DA RETÓRICA À “ESCUTATÓRIA”: EIS A PSICANÁLISE

No ocidente racionalista antigo e clássico, onde a filosofia surgia rompendo com os determinismos míticos surgia a idéia de fala, do racional, do logos e da razão enquanto fundamental realidade estruturadora do novo ethos humano.

A idéia de linguagem enquanto fala organizada harmonicamente e ordenada imperou durante séculos afins. A arte do convencimento, chamada retórica, coincidia com a arte de bem governar a pólis na ágora. A fala foi o modo privilegiado de sofisticar e perpetuar a razão ocidental em contraposição ao sensível, o irracional e o volitivo. A retórica, na modernidade, se tornou a grande ferramenta para o acesso ao poder e opressão de boa parte das pessoas em regimes totalitários, e, porque não dizer também nas pequenas convivências entre as pessoas.

A psicanálise surge no século XIX em meio ao cientificismo racional e antropocêntrico. Surge também no contexto racional iluminista de uma razão demonstrativa. Diferentemente do processo de fragmentação das ciências, a psicanálise não se contenta simplesmente com a fala no seu sentido estritamente moderno – enquanto construção racional e ordenada de palavras que exprima uma idéia – mas vai além das construção e da racionalidade subjacentes. Quer ir ao sentido originário e originante da fala; na verdade quer atingir o desejo humano. Ela se distância da retórica e finca suas raízes na “escutatória”.
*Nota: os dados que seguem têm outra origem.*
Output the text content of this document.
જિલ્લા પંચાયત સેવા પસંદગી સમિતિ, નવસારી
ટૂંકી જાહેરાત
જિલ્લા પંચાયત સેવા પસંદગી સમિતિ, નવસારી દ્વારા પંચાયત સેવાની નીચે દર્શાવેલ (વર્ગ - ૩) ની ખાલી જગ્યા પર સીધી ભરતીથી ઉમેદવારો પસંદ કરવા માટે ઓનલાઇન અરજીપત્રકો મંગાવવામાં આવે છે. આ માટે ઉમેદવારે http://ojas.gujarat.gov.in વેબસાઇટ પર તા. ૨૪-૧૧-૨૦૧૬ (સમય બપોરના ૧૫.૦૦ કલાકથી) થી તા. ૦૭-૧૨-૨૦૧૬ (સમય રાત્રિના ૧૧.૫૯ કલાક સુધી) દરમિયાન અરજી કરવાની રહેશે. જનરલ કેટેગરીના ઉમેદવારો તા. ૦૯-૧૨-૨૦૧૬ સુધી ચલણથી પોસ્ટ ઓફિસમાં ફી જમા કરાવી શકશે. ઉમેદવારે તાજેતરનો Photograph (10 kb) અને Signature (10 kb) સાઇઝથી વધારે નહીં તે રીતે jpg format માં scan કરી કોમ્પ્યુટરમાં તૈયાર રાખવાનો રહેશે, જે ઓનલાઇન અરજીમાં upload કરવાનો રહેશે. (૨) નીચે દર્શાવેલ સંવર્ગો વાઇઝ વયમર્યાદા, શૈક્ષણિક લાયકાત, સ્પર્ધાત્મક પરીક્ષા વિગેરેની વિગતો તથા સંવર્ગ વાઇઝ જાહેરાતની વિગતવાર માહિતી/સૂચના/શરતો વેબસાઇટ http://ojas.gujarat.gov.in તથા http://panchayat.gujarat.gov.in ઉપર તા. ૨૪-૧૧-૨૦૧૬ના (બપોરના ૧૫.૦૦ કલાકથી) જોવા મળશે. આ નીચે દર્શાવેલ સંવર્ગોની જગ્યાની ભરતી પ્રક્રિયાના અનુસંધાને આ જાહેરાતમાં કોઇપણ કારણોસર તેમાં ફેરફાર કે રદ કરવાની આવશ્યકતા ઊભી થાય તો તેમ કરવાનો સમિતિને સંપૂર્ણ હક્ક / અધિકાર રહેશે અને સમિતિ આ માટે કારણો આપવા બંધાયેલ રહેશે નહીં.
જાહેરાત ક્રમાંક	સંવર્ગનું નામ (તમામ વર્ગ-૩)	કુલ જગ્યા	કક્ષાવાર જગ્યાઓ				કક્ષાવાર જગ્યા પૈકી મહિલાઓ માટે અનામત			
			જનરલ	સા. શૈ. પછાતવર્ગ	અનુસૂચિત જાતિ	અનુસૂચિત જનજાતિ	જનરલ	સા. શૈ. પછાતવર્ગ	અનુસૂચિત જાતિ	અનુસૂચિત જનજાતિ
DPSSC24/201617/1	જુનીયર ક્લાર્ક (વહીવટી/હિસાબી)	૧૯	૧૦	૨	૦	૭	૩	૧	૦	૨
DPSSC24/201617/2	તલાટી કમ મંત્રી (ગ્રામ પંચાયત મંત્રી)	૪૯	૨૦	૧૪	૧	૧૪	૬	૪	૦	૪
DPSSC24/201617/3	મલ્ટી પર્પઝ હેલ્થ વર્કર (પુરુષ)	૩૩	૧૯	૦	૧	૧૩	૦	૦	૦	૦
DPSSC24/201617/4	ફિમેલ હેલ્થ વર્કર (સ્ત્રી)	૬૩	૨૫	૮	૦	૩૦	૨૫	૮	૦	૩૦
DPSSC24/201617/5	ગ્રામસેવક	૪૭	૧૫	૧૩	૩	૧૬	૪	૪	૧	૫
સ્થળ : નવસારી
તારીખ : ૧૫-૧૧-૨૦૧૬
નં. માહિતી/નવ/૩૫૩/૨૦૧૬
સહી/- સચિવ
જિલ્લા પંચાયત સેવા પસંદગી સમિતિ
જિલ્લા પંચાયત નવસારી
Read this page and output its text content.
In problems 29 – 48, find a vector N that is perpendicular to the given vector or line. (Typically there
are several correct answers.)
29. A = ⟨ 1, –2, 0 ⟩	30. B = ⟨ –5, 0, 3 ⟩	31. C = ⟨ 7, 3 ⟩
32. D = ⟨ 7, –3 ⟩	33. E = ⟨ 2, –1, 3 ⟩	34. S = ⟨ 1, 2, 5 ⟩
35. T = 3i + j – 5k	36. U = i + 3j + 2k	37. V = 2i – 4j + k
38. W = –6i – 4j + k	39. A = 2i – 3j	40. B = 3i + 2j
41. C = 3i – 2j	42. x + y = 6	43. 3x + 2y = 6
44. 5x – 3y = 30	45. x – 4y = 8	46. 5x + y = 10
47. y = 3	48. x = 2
É no ouvir atento, silencioso, interpretante e interpelador que o psicanalista perpetua a tradição “freudiana” no seu divã de cada dia. A psicanálise não é a arte do convencimento na pólis contemporânea. É a arte da “auscultação” no divã. Cada sessão é a única e irrepetível no sentido amplo. Todo paciente é o “germe” embrionário de um sempre novo ethos psicanalítico. As inúmeras hipóteses freudianas de todas e variadas correntes são re-vivenciadas dinamicamente em cada experiência vivida consciente ou não. A originalidade psicanalítica não vem de sua novidade histórica ou teórica, mas de sua possível efetivação brotando do infinito e virtual inconsciente que se aflora pela fala.

Eis a fala e eis a psicanálise. Na fala psicanalítica o silêncio é o grande aliado. O silêncio dita o ritmo da fala e não esta sobre o silêncio. A linguagem muda do silêncio é a possibilidade do acesso ao mais profundo e vasto onde encontra-se as contradições que são a possibilidade de mudança por meio da conscientização.

Quanto temos que crescer olhando para a vastidão do nosso desconhecido. Sejamos “escutadores” do nosso interior para descobrir a riqueza das criações humanas originais.